Pero los problemas no están solamente en otras partes del mundo. A veces el daño, el dolor y las tragedias, sobre las cuales a menudo leemos o escuchamos, realmente invaden nuestras propias vidas personales. Estar en el lado receptor puede llevarnos a hablar sin consideración y con frustración:
"¿Por qué son tan poco amistosos mis vecinos? Es casi como si ellos se comieran un limón todas las mañanas".

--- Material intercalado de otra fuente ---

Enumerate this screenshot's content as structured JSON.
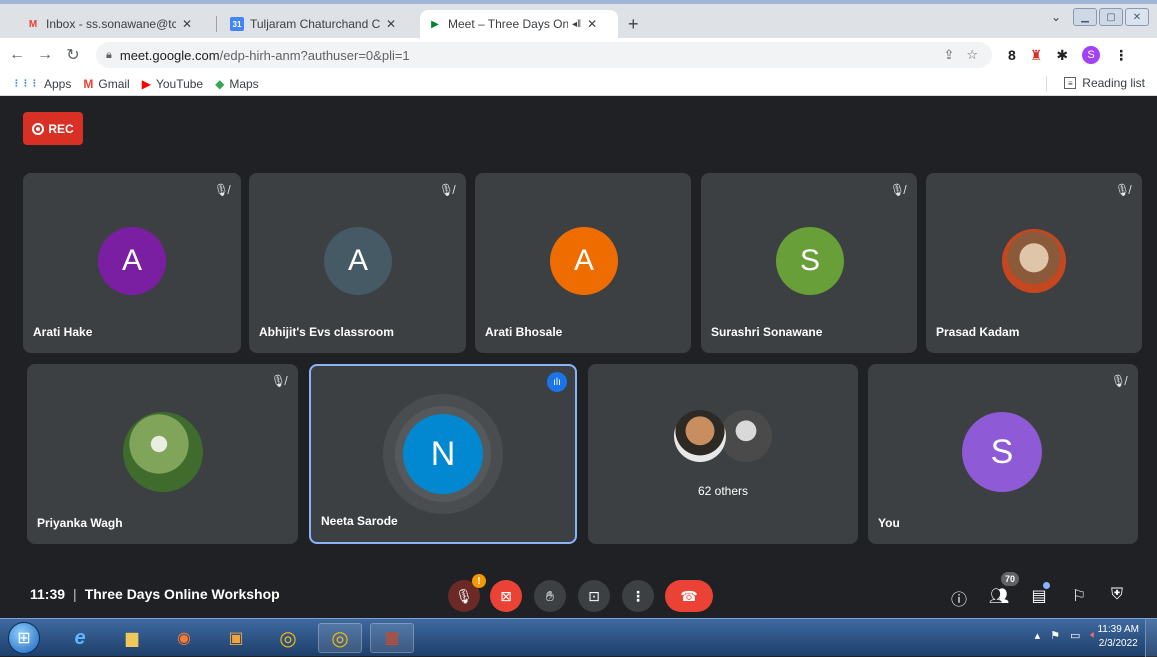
{
  "browser": {
    "tabs": [
      {
        "title": "Inbox - ss.sonawane@tccollege.c",
        "fav": "M",
        "favcolor": "#ea4335"
      },
      {
        "title": "Tuljaram Chaturchand College of",
        "fav": "31",
        "favcolor": "#4285f4"
      },
      {
        "title": "Meet – Three Days Online W",
        "fav": "▶",
        "favcolor": "#00832d"
      }
    ],
    "address": {
      "host": "meet.google.com",
      "path": "/edp-hirh-anm?authuser=0&pli=1"
    },
    "profile_initial": "S",
    "bookmarks": [
      {
        "label": "Apps",
        "icon": "⋮⋮⋮",
        "color": "#4285f4"
      },
      {
        "label": "Gmail",
        "icon": "M",
        "color": "#ea4335"
      },
      {
        "label": "YouTube",
        "icon": "▶",
        "color": "#ff0000"
      },
      {
        "label": "Maps",
        "icon": "◆",
        "color": "#34a853"
      }
    ],
    "reading_list": "Reading list"
  },
  "meet": {
    "rec_label": "REC",
    "tiles_row1": [
      {
        "name": "Arati Hake",
        "initial": "A",
        "color": "#7b1fa2",
        "muted": true
      },
      {
        "name": "Abhijit's Evs classroom",
        "initial": "A",
        "color": "#455a64",
        "muted": true
      },
      {
        "name": "Arati Bhosale",
        "initial": "A",
        "color": "#ef6c00",
        "muted": false
      },
      {
        "name": "Surashri Sonawane",
        "initial": "S",
        "color": "#689f38",
        "muted": true
      },
      {
        "name": "Prasad Kadam",
        "initial": "",
        "color": "#8d6e63",
        "muted": true
      }
    ],
    "tiles_row2": [
      {
        "name": "Priyanka Wagh",
        "initial": "",
        "color": "#558b2f",
        "muted": true
      },
      {
        "name": "Neeta Sarode",
        "initial": "N",
        "color": "#0288d1",
        "muted": false
      },
      {
        "name": "",
        "initial": "",
        "color": "#3c4043",
        "muted": false
      },
      {
        "name": "You",
        "initial": "S",
        "color": "#8e5ad6",
        "muted": true
      }
    ],
    "others_label": "62 others",
    "time": "11:39",
    "meeting_title": "Three Days Online Workshop",
    "participants_count": "70"
  },
  "taskbar": {
    "time": "11:39 AM",
    "date": "2/3/2022"
  }
}
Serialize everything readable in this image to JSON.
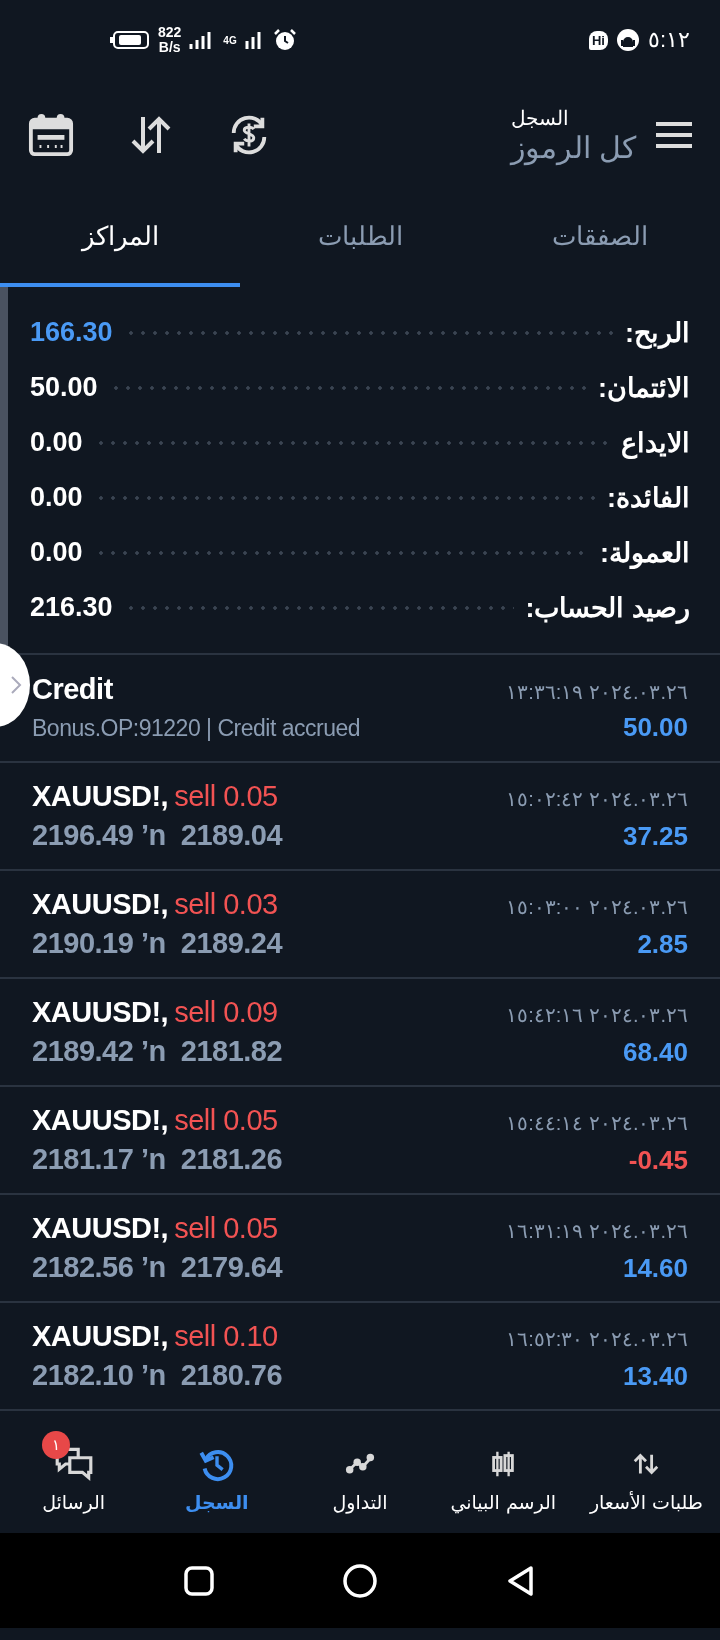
{
  "status_bar": {
    "speed": "822",
    "speed_unit": "B/s",
    "network": "4G",
    "badge": "Hi",
    "time": "٥:١٢"
  },
  "header": {
    "title": "السجل",
    "subtitle": "كل الرموز"
  },
  "tabs": [
    {
      "label": "الصفقات",
      "selected": false
    },
    {
      "label": "الطلبات",
      "selected": false
    },
    {
      "label": "المراكز",
      "selected": true
    }
  ],
  "summary": [
    {
      "label": "الربح:",
      "value": "166.30",
      "color": "#4a9af5"
    },
    {
      "label": "الائتمان:",
      "value": "50.00",
      "color": "#ffffff"
    },
    {
      "label": "الايداع",
      "value": "0.00",
      "color": "#ffffff"
    },
    {
      "label": "الفائدة:",
      "value": "0.00",
      "color": "#ffffff"
    },
    {
      "label": "العمولة:",
      "value": "0.00",
      "color": "#ffffff"
    },
    {
      "label": "رصيد الحساب:",
      "value": "216.30",
      "color": "#ffffff"
    }
  ],
  "deals": [
    {
      "kind": "credit",
      "title": "Credit",
      "detail": "Bonus.OP:91220 | Credit accrued",
      "time": "٢٠٢٤.٠٣.٢٦ ١٣:٣٦:١٩",
      "profit": "50.00",
      "color": "#4a9af5"
    },
    {
      "kind": "trade",
      "symbol": "XAUUSD!,",
      "side": "sell 0.05",
      "prices": "2196.49 ’n  2189.04",
      "time": "٢٠٢٤.٠٣.٢٦ ١٥:٠٢:٤٢",
      "profit": "37.25",
      "color": "#4a9af5"
    },
    {
      "kind": "trade",
      "symbol": "XAUUSD!,",
      "side": "sell 0.03",
      "prices": "2190.19 ’n  2189.24",
      "time": "٢٠٢٤.٠٣.٢٦ ١٥:٠٣:٠٠",
      "profit": "2.85",
      "color": "#4a9af5"
    },
    {
      "kind": "trade",
      "symbol": "XAUUSD!,",
      "side": "sell 0.09",
      "prices": "2189.42 ’n  2181.82",
      "time": "٢٠٢٤.٠٣.٢٦ ١٥:٤٢:١٦",
      "profit": "68.40",
      "color": "#4a9af5"
    },
    {
      "kind": "trade",
      "symbol": "XAUUSD!,",
      "side": "sell 0.05",
      "prices": "2181.17 ’n  2181.26",
      "time": "٢٠٢٤.٠٣.٢٦ ١٥:٤٤:١٤",
      "profit": "-0.45",
      "color": "#f25353"
    },
    {
      "kind": "trade",
      "symbol": "XAUUSD!,",
      "side": "sell 0.05",
      "prices": "2182.56 ’n  2179.64",
      "time": "٢٠٢٤.٠٣.٢٦ ١٦:٣١:١٩",
      "profit": "14.60",
      "color": "#4a9af5"
    },
    {
      "kind": "trade",
      "symbol": "XAUUSD!,",
      "side": "sell 0.10",
      "prices": "2182.10 ’n  2180.76",
      "time": "٢٠٢٤.٠٣.٢٦ ١٦:٥٢:٣٠",
      "profit": "13.40",
      "color": "#4a9af5"
    }
  ],
  "bottom_nav": [
    {
      "kind": "quotes",
      "label": "طلبات الأسعار",
      "selected": false
    },
    {
      "kind": "chart",
      "label": "الرسم البياني",
      "selected": false
    },
    {
      "kind": "trade",
      "label": "التداول",
      "selected": false
    },
    {
      "kind": "history",
      "label": "السجل",
      "selected": true
    },
    {
      "kind": "messages",
      "label": "الرسائل",
      "selected": false,
      "badge": "١"
    }
  ]
}
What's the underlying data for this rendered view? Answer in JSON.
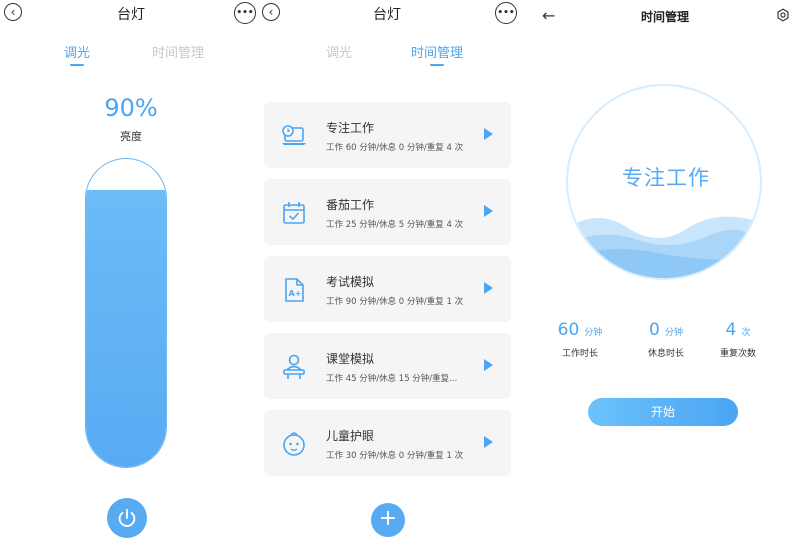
{
  "screen1": {
    "title": "台灯",
    "tabs": [
      {
        "label": "调光",
        "active": true
      },
      {
        "label": "时间管理",
        "active": false
      }
    ],
    "brightness_text": "90%",
    "brightness_level": 0.9,
    "brightness_label": "亮度"
  },
  "screen2": {
    "title": "台灯",
    "tabs": [
      {
        "label": "调光",
        "active": false
      },
      {
        "label": "时间管理",
        "active": true
      }
    ],
    "modes": [
      {
        "icon": "laptop-clock-icon",
        "title": "专注工作",
        "subtitle": "工作 60 分钟/休息 0 分钟/重复 4 次"
      },
      {
        "icon": "calendar-check-icon",
        "title": "番茄工作",
        "subtitle": "工作 25 分钟/休息 5 分钟/重复 4 次"
      },
      {
        "icon": "exam-grade-icon",
        "title": "考试模拟",
        "subtitle": "工作 90 分钟/休息 0 分钟/重复 1 次"
      },
      {
        "icon": "classroom-student-icon",
        "title": "课堂模拟",
        "subtitle": "工作 45 分钟/休息 15 分钟/重复..."
      },
      {
        "icon": "child-face-icon",
        "title": "儿童护眼",
        "subtitle": "工作 30 分钟/休息 0 分钟/重复 1 次"
      }
    ]
  },
  "screen3": {
    "title": "时间管理",
    "circle_text": "专注工作",
    "stats": [
      {
        "value": "60",
        "unit": "分钟",
        "label": "工作时长"
      },
      {
        "value": "0",
        "unit": "分钟",
        "label": "休息时长"
      },
      {
        "value": "4",
        "unit": "次",
        "label": "重复次数"
      }
    ],
    "start_label": "开始"
  },
  "colors": {
    "accent": "#4aa5f3",
    "card_bg": "#f5f5f5",
    "inactive_tab": "#c7c7c7"
  }
}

"Mi matrimonio ha caído en una rutina desde hace meses y parece que no hay esperanza de que cambie. A veces desearía nunca haber caminado por ese pasillo".
"¿Por qué mi madre tenía que desarrollar cáncer? Ella ha sido una maniática de lo saludable durante toda su vida. No me parece justo".
"¡Los niños están volviéndome loco! ¡Parece como si hubiera perdido completamente el control!".
"Estoy tan solo que algunos días honestamente siento que soy el único ser que queda en el mundo".
La vida tiene sus problemas. Cada uno de nosotros tiene sus problemas. Muerte, enfermedad, compromisos incumplidos y relaciones rotas - ¿alguna vez se cansa de las malas noticias? Eso puede llevarnos a preguntar: "¿Existe una solución?"
¡Sí, existe! Ésta comienza con Dios quien nos ayuda a entender que todos los problemas de la vida son realmente un síntoma del gran problema del pecado.
Las fantásticas noticias son que Dios nos da sin ningún costo la solución completa a ese problema del pecado. Después de vivir y morir por nosotros, Jesús resucitó el Domingo de Pascua. ¡Él es la solución! Dios nos dice que él "nos hizo renacer para una esperanza viva, por la resurrección de Jesucristo de los muertos" (1 Pedro 1:3).
¿Cansado de las malas noticias? Venga y entérese de las buenas noticias de que Dios soluciona los problemas de la vida. Estas noticias nunca perderán vigencia.